After the farce was over, Zoro's still extended sword was shaking in anger, and he was about to burst when he noticed his captain. Luffy had a serious expression in his face, as if he had been just told an important secret. He got up, and as he walked the shadow of his straw hat covered his eyes. He put his hand on Zoro's raised and shaking sword arm and lowered it, to which Zoro complied; captain's orders, after all. He walked up to the newcomer, put his hands on his shoulders, looked directly into his eyes for a few seconds, and asked;
"Can you poop?"
A/N
You may be wondering "which Mario is it?" Not that I mean to imply you guys don't know Mario, but fans of the games may remember he changes drastically between them; the original Jumpman was not a plumber at all; the Mario from SMB was at full height as a small man and grew twice his size when he at a mushroom, which was changed to the mushroom being his normal size in later games; the Mario from Mario Strikers is a bloodthirsthy warrior out to feast in the blood of his enemie's children (and so are everyone else in that game), and so on. Then there are the cartoon Marios, the anime Marios, and the movie Marios.
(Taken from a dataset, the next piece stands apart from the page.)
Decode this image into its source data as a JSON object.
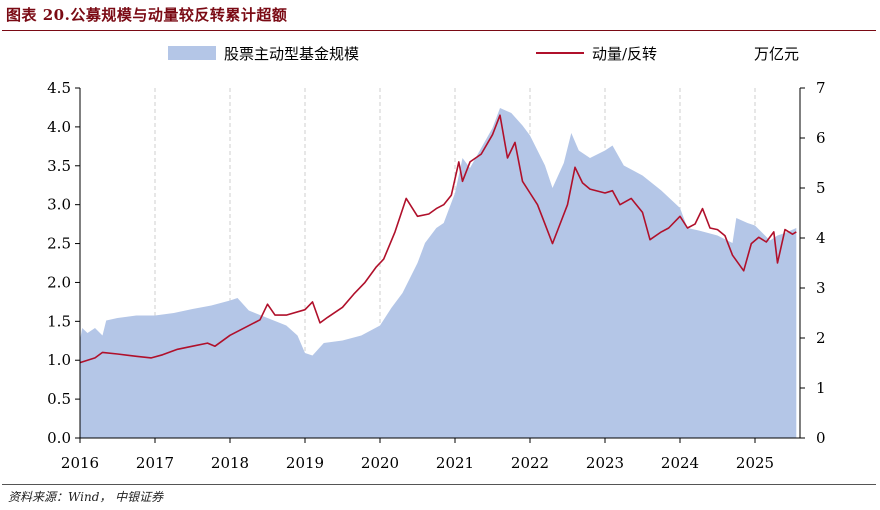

'My' Mario is a bit of them all... but he is mostly Paper Mario. Not that he is made of Paper, but rather he will act as I always perceived Paper Mario did; not really caring about stuff. Paper Mario is the sort of guy who would walk into a village, hear about there being a thief stealing things from everyone, talk to the thief, and then proceed to ignore all that shit because he didn't really give two craps bout it, until someone directly came to him and said "Hey Mario, go after that thief!" at which point he would do it because... huh... stuff.
That being said, he also will have lots of bits from other Marios in him; the mimicry, for example, was directly lifted from Legend of the Seven Stars (though he was better at it in that game than in the fic).